E mi permetto di dissentire anche sotto un altro punto di vista. Le opinioni citate da Eagleton sono apparse per la prima volta l'anno scorso, in un'intervista con Amis, ma all'epoca non hanno suscitato praticamente nessun commento, il che la dice lunga sull'apatia che caratterizza il dibattito intellettuale oggi in Gran Bretagna. Si è riscontrata un'incomprensibile mancanza di interesse per l'appoggio che occorre invece offrire a una minoranza che vive al centro della nostra società e si ritrova sempre più demonizzata. Martin Amis si meritava la gogna per le sue opinioni. Ma nessuno ha mosso dito. Nel
Guardian, qualcuno ha concluso che, per quanto irritante, Amis aveva nondimeno sollevato questioni importanti.
Possiamo fare a meno della cortese finzione di Amis, che sostiene di prendere di mira «l'Islamismo »: le sue generalizzazioni sono davvero eccessive e troppi i riferimenti a «loro» e «noi». Quando afferma, per esempio, che «loro» stanno sorpassando «noi» demograficamente, è chiaro che non può riferirsi agli «islamisti». Il pericolo di essere superati, sopraffatti, è una figura retorica ripugnante, prediletta dai difensori della supremazia razziale in ogni dove.
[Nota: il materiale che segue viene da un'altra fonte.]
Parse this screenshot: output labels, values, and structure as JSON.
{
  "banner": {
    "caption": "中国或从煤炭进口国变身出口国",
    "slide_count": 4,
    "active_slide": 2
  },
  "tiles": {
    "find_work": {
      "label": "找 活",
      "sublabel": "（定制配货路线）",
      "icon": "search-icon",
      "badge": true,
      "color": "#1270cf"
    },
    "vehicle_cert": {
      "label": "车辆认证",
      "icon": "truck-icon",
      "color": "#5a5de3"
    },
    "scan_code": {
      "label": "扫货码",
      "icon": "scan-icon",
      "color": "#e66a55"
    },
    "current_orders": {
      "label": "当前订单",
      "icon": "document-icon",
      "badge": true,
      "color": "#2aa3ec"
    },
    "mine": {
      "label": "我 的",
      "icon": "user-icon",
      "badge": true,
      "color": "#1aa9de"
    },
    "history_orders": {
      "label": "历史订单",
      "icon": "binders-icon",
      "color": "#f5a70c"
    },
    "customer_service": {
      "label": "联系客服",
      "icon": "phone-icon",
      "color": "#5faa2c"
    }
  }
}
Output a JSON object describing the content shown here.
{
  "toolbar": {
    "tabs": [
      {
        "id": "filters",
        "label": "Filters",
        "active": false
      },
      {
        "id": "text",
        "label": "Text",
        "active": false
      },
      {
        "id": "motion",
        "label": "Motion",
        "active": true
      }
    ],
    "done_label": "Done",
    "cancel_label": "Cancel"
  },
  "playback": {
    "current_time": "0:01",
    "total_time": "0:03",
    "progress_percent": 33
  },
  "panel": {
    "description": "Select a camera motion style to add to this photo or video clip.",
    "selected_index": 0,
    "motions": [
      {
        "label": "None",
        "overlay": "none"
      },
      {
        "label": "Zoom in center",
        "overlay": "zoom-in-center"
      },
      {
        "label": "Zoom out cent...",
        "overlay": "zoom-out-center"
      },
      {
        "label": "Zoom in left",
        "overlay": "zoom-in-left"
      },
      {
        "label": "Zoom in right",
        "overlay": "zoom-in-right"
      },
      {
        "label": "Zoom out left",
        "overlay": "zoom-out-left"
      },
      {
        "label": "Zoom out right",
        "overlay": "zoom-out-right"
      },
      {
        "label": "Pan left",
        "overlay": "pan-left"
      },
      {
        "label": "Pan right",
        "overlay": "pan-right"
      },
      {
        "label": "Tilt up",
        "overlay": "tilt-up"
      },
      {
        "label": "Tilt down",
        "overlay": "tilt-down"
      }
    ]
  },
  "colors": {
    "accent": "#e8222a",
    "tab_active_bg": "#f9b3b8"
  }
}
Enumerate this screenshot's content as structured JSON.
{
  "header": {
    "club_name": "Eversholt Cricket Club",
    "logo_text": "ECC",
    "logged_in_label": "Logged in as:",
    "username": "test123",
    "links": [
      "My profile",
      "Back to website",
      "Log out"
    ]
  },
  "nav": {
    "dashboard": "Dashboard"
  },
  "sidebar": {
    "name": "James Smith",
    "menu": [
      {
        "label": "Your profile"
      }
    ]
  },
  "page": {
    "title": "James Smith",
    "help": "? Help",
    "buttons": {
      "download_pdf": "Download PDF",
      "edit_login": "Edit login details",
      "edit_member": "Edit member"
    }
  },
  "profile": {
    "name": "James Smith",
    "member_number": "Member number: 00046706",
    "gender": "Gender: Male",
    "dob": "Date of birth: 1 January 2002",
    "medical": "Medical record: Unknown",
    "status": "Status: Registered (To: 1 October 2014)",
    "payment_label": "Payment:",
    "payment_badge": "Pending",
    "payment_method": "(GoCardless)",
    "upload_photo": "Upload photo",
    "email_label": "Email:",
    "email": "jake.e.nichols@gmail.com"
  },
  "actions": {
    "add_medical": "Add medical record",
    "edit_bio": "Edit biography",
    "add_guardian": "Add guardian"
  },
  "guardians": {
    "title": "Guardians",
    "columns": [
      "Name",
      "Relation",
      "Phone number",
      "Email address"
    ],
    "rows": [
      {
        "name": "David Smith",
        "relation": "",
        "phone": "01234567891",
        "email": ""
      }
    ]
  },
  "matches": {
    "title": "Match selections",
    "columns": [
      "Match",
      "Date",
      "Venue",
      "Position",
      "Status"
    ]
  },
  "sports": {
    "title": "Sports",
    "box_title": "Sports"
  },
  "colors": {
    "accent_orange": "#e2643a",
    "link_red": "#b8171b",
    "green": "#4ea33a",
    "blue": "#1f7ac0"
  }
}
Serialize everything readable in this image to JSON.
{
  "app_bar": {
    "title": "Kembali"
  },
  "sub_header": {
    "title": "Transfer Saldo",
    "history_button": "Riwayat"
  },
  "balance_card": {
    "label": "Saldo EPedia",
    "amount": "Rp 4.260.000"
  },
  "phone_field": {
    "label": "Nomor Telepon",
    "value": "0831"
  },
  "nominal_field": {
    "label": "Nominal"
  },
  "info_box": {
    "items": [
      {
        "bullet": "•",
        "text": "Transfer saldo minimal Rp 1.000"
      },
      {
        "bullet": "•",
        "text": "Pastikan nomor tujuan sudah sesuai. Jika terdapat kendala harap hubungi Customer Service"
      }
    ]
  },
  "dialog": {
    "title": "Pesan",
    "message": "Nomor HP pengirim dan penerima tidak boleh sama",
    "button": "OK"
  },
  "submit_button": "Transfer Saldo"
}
Suona terribilmente familiare tanto agli arabi israeliani come ai cattolici irlandesi. Quando Amis esterna i suoi timori di essere schiacciato, consapevolmente perpetua e ribadisce lo spettro dell'altro, caricandolo per di più con immagini paurose di povertà, violenza e ignoranza dilagante. Ma Amis insiste nel voler provocare: «Noi abbiamo maggior rispetto per la società civile».
Non è questo il momento e il luogo per dibattere le tesi e le definizioni avanzate da Martin Amis, ma vorrei soffermarmi per dire che ho visto talvolta più rispetto per la società civile, da come trattano i familiari, gli anziani e i forestieri a Damasco, a Ramallah e a Gerusalemme est, di quanto non abbia visto per le strade di Londra, New York e Parigi.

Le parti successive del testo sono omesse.